Змейками вьются улочки, как лозы виноградные, подступая к солнцу, с названиями словно из грёзы: Винный ряд, Угольная, Армянский базар, Башмачный, Сионская, Банная, Ватный ряд… Всё кипит и шумит, звенит и поёт. Вдали, со скромного минарета, всхлипывает муэдзин, а купол Сионского собора будто пылает огнём, отражая солнечные лучи, от которых всё окрест словно окутано парчой.

Чуть поодаль – улицы узкие, тёмные, с удушливым запахом кожевенников: таков Татарский мейдан – самая гулкая, самая неистовая часть города. Здесь кричат торговцы, звенят весы, ворочаются верблюды, утомлённые, тяжело навьюченные. Не выпряженные буйволы лежат прямо на земле, жуя сено с той ленивой философией, что присуща Востоку. А рядом – ослики с перемётными сумами, откуда выглядывают глиняные головки кувшинов с мацони, словно из мешка сама жизнь смотрит.

Вот он бродит один среди лавок, что, как диковинные наросты, выпирают из глиняных и каменных жилищ, наполовину вросших в землю, с навесами из досок и холста, кривыми, точно приросшими к телу улицы. Торговые ряды тут тесно сбились друг к другу, так что прохожим остаётся лишь боком тесниться вдоль проезжей части, уступая путь навьюченным мулам, неторопливым ослам, да телегам с громоздкими мешками.

Сюда стекается самый разнообразный люд – греки, армяне, татары, грузины, персы, – и звуки их речей, звон меди, глухой гул голосов сливаются в один восточный гомон. Над всем этим – лязг сотен весов, уравновешенных на коромыслах с блестящими чашами, висящими на тонких цепочках, – и вся торговля кажется не делом, а неким шумным, нестройным ритуалом, древним, как и сам этот город.

– «Что же ты ищешь здесь, странник?» – подумал он, остановившись у полутёмной лавки, где висели сбруи, кинжалы, шерстяные кушаки. – «Сувенир для души? Напоминание о здешнем буйстве красок, запахов, лиц? Или попросту оправдание для самого себя – не зря, мол, прошёлся, не зря заглянул, оставил здесь пару серебряных монет и унес частицу Востока в кармане…»

Он подошёл ближе, его взгляд упал на серебряную трубку с выгравированным замысловатым узором.
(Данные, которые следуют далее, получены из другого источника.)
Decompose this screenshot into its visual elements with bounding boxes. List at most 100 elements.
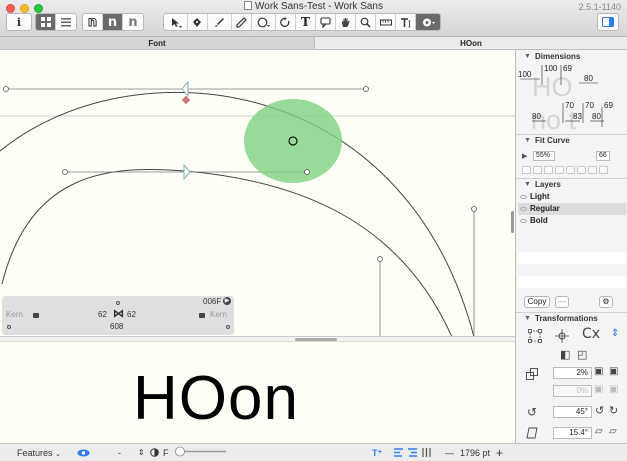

Вещь была не новая, но ухоженная: древесина мундштука потемнела от времени и рук, а серебро сияло, как зеркало, лишь с налётом благородной патины.

– Интересная вещица, – молвил он.

Старик-лавочник, сухощавый, с белёсой бородой и глазами как миндаль, поднял голову. Он медленно, с достоинством, снял трубку с крючка.

– Старая работа. Серебро по Шушинской технике, – ответил он по-русски с тягучим акцентом, словно разворачивая товар не только руками, но и голосом. – Служила много лет одному доброму карачохели. Умер – теперь трубка ждёт нового хозяина.

– И чего же она стоит? – спросил он, невольно улыбнувшись: старик торговал не вещами, а судьбами.

– Для тебя, ага́, – произнёс старик, приметив в нём приезжего, но сдержанного, не из тех, кто торгуется ради крика, – три рубля серебром. Возьми, почувствуй вес – это не подделка.

Грибоедов взял трубку: она была тяжела для своей величины, тёплая, будто хранила тепло ладони прежнего владельца.

«Сколько у этих людей вкуса и достоинства в обыденном предмете… Какой у нас русский чиновник станет курить из такой?»

– Беру, – коротко сказал он и вынул из кармана мешочек с мелочью. – И кисет к ней подбери.

Старик кивнул, снял с полки кисет, вышитый золотом на бордовой парче, с завязками из шёлка. Он был туго набит свежим табаком, который тут же пробрался в ноздри густым, терпким ароматом.

Рядом подмастерье – мальчик лет десяти, с огромными чёрными глазами и курчавой шапкой волос – заглядывал в глаза покупателю, ловя каждый жест. Ему не нужно было слов: он уже вынес из лавки маленькую коробочку с древесной золой и стал молча начищать серебро уголком старой ткани.